• Open Access

A Single Sample Method for Estimating Glomerular Filtration Rate in Cats


  • This work was performed at the Royal Veterinary College, London, UK with support from Royal Canin

Corresponding author: N.C. Finch, School of Veterinary Science, University of Bristol, Bristol, UK; e-mail: natalie.finch@bristol.ac.uk.



Validated methods of estimating glomerular filtration rate (GFR) in cats requiring only a limited number of samples are desirable.


To test a single sample method of determining GFR in cats.


The validation population (group 1) consisted of 89 client-owned cats (73 nonazotemic and 16 azotemic). A separate population of 18 healthy nonazotemic cats (group 2) was used to test the methods.


Glomerular filtration rate was determined in group 1 using corrected slope-intercept iohexol clearance. Single sample clearance was determined using the Jacobsson and modified Jacobsson methods and validated against slope-intercept clearance. Extracellular fluid volume (ECFV) was determined from slope-intercept clearance with correction for the 1 compartment assumption and by deriving a prediction formula for ECFV (ECFVPredicted) based on the body weight. The optimal single sample method was tested in group 2.

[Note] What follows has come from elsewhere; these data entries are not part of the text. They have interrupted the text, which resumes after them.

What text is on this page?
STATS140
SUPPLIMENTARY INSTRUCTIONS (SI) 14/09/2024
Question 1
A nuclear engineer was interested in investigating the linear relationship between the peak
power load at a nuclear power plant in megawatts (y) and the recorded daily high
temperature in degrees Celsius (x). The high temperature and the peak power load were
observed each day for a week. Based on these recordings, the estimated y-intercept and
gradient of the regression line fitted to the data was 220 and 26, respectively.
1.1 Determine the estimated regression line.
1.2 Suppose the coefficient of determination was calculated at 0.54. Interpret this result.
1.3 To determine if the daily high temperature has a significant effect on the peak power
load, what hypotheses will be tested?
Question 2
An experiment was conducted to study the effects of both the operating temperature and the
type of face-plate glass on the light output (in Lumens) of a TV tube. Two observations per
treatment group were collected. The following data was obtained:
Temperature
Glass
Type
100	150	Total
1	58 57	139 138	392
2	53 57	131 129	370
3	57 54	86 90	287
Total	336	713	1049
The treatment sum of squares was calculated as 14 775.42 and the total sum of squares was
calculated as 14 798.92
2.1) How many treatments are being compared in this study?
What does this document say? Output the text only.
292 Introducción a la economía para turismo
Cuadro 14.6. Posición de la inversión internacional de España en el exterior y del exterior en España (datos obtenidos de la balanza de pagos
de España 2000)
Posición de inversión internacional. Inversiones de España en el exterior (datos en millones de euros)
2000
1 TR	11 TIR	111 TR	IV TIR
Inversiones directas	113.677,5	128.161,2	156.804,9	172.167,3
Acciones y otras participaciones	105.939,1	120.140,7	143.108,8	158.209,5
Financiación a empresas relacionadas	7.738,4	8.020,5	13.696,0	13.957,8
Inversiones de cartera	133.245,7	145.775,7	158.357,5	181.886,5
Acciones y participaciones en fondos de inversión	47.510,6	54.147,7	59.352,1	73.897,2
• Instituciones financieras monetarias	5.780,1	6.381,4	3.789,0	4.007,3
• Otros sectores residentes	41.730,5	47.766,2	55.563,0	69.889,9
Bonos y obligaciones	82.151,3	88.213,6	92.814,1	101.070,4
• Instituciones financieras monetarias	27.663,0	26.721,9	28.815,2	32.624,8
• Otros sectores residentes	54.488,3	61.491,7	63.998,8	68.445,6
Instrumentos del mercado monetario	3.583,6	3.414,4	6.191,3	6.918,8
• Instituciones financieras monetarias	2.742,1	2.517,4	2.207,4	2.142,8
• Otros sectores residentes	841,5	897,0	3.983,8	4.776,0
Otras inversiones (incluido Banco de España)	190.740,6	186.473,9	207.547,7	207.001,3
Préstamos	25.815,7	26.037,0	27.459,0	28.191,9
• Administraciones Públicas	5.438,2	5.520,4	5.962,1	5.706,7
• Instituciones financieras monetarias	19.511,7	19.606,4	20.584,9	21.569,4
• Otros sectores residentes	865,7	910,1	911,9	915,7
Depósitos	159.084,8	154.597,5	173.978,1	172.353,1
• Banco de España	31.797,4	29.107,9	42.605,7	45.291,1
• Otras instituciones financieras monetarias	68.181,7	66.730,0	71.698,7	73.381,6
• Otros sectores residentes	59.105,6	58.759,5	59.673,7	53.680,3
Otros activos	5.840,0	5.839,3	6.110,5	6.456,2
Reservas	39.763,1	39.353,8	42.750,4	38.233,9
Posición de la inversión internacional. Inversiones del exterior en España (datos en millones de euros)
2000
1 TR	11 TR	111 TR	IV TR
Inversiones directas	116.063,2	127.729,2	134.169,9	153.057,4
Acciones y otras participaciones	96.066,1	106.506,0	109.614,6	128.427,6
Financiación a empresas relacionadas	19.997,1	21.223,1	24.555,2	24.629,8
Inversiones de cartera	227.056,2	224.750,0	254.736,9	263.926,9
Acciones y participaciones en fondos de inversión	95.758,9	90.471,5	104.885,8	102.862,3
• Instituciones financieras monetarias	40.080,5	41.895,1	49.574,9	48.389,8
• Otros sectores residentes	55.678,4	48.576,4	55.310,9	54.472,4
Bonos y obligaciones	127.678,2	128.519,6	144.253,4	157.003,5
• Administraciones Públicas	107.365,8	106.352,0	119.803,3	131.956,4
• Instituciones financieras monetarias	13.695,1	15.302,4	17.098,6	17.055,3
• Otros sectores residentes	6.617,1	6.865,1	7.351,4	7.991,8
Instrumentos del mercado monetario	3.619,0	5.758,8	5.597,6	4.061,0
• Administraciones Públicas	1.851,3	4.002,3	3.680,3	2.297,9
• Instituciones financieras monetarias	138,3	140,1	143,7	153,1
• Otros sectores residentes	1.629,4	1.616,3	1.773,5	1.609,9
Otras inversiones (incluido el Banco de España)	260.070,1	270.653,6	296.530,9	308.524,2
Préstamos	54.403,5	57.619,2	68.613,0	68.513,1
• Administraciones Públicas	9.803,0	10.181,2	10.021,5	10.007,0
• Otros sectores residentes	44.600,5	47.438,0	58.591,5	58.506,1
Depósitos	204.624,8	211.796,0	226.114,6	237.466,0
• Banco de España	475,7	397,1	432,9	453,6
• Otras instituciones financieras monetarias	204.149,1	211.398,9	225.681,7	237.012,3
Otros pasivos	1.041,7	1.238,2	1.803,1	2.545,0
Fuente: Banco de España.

A blood sample at 180 minutes and ECFVPredicted were optimal for single sample clearance. Mean ± SD GFR in group 1 determined using the Jacobsson and modified Jacobsson formulae was 1.78 ± 0.70 and 1.65 ± 0.60 mL/min/kg, respectively. When tested in group 2, the Jacobsson method overestimated multisample clearance. The modified Jacobsson method (mean ± SD 2.22 ± 0.34 mL/min/kg) was in agreement with multisample clearance (mean ± SD 2.19 ± 0.34 mL/min/kg).

Conclusions and Clinical Importance

The modified Jacobsson method provides accurate estimation of iohexol clearance in cats, from a single sample collected at 180 minutes postinjection and using a formula based on the body weight to predict ECFV. Further validation of the formula in patients with very high or very low GFR is required.